Vegetarian Lasagna serves 6-8 1 lb no-boil lasagna noodles 5 cups (usually 1 1/2 jars) of tomato sauce (I like Whole Foods 365 Brand, no added sugars or preservatives) 1 15-ounce package of extra firm tofu 1 cup ricotta cheese 2 cups shredded mozzarella cheese 3/4 cups shredded Parmesan cheese 1 15-ounce can jarred roasted peppers (or roast 2 red peppers yourself) 1/2 teaspoon smoked paprika 1/8 teaspoon nutmeg salt and pepper to taste In a medium-sized bowl, mix the tofu, ricotta and mozzarella cheese with your hands. Squeeze it to get the mixture even and smooth. Add the smoked paprika and salt and pepper to this cheese/tofu mixture. This may take a few minutes and your hands are the best tool in the kitchen for breaking down the tofu and getting it to evenly incorporate with the cheeses. Preheat oven to 400
. Using a 9 x 13" casserole pan, place about 1 cup of the sauce in the bottom of the pan, smoothing it into a thin layer with the back of a spoon. Layer about 6 noodles onto the bottom of the pan, covering the sauce as best you can. Layer on 1/3 of the jarred peppers. Place 1/3 of the tofu/ricotta mixture onto this bottom pasta/pepper layer, spread it out with your fingers, don't worry if it's not perfectly even (it will melt and become one with the pasta noodles).
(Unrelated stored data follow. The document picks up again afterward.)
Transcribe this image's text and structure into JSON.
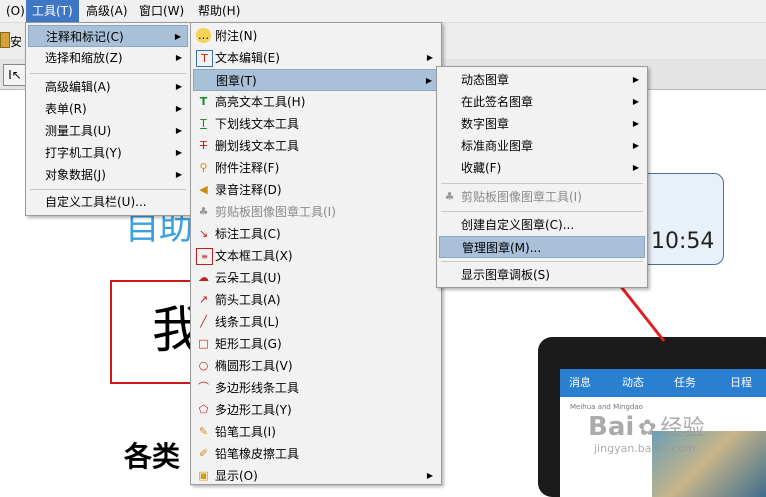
{
  "menubar": {
    "items": [
      {
        "label": "(O)"
      },
      {
        "label": "工具(T)"
      },
      {
        "label": "高级(A)"
      },
      {
        "label": "窗口(W)"
      },
      {
        "label": "帮助(H)"
      }
    ]
  },
  "toolbar": {
    "partial_label": "安"
  },
  "doc": {
    "partial_title": "自助",
    "clock": "10:54",
    "partial_char": "我",
    "heading_partial": "各类"
  },
  "tablet": {
    "tabs": [
      "消息",
      "动态",
      "任务",
      "日程"
    ],
    "sub_text": "Meihua and Mingdao"
  },
  "watermark": {
    "main": "Bai",
    "cn": "经验",
    "url": "jingyan.baidu.com"
  },
  "menu1": {
    "items": [
      {
        "label": "注释和标记(C)",
        "arrow": true
      },
      {
        "label": "选择和缩放(Z)",
        "arrow": true
      },
      {
        "label": "高级编辑(A)",
        "arrow": true
      },
      {
        "label": "表单(R)",
        "arrow": true
      },
      {
        "label": "测量工具(U)",
        "arrow": true
      },
      {
        "label": "打字机工具(Y)",
        "arrow": true
      },
      {
        "label": "对象数据(J)",
        "arrow": true
      },
      {
        "label": "自定义工具栏(U)...",
        "arrow": false
      }
    ]
  },
  "menu2": {
    "items": [
      {
        "label": "附注(N)",
        "icon": "note-icon"
      },
      {
        "label": "文本编辑(E)",
        "icon": "text-edit-icon",
        "arrow": true
      },
      {
        "label": "图章(T)",
        "icon": "stamp-icon",
        "arrow": true
      },
      {
        "label": "高亮文本工具(H)",
        "icon": "highlight-icon"
      },
      {
        "label": "下划线文本工具",
        "icon": "underline-icon"
      },
      {
        "label": "删划线文本工具",
        "icon": "strikeout-icon"
      },
      {
        "label": "附件注释(F)",
        "icon": "attachment-icon"
      },
      {
        "label": "录音注释(D)",
        "icon": "sound-icon"
      },
      {
        "label": "剪贴板图像图章工具(I)",
        "icon": "clipboard-stamp-icon",
        "disabled": true
      },
      {
        "label": "标注工具(C)",
        "icon": "callout-icon"
      },
      {
        "label": "文本框工具(X)",
        "icon": "textbox-icon"
      },
      {
        "label": "云朵工具(U)",
        "icon": "cloud-icon"
      },
      {
        "label": "箭头工具(A)",
        "icon": "arrow-tool-icon"
      },
      {
        "label": "线条工具(L)",
        "icon": "line-tool-icon"
      },
      {
        "label": "矩形工具(G)",
        "icon": "rectangle-icon"
      },
      {
        "label": "椭圆形工具(V)",
        "icon": "ellipse-icon"
      },
      {
        "label": "多边形线条工具",
        "icon": "polyline-icon"
      },
      {
        "label": "多边形工具(Y)",
        "icon": "polygon-icon"
      },
      {
        "label": "铅笔工具(I)",
        "icon": "pencil-icon"
      },
      {
        "label": "铅笔橡皮擦工具",
        "icon": "eraser-icon"
      },
      {
        "label": "显示(O)",
        "icon": "show-icon",
        "arrow": true
      }
    ]
  },
  "menu3": {
    "items": [
      {
        "label": "动态图章",
        "arrow": true
      },
      {
        "label": "在此签名图章",
        "arrow": true
      },
      {
        "label": "数字图章",
        "arrow": true
      },
      {
        "label": "标准商业图章",
        "arrow": true
      },
      {
        "label": "收藏(F)",
        "arrow": true
      },
      {
        "label": "剪贴板图像图章工具(I)",
        "disabled": true,
        "icon": "clipboard-stamp-icon"
      },
      {
        "label": "创建自定义图章(C)..."
      },
      {
        "label": "管理图章(M)..."
      },
      {
        "label": "显示图章调板(S)"
      }
    ]
  },
  "colors": {
    "highlight": "#a8c0d8",
    "menubar_active": "#3e78c5",
    "arrow": "#e02020",
    "title_blue": "#3aa0e0"
  }
}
Lastly, pour about 1 cup of the tomato sauce onto the cheese mixture, spreading the sauce as evenly as possible (don't stress this too much, as I said before it will all melt to become one yummy slice!). Repeat this process three times, ending with a pasta top. To this final pasta layer, add more sauce and sprinkle the Parmesan cheese all over the top.
Cover in foil and bake for about 45 minutes. Remove foil and broil on high for 3-5 minutes more. Let stand for 5 minutes before serving.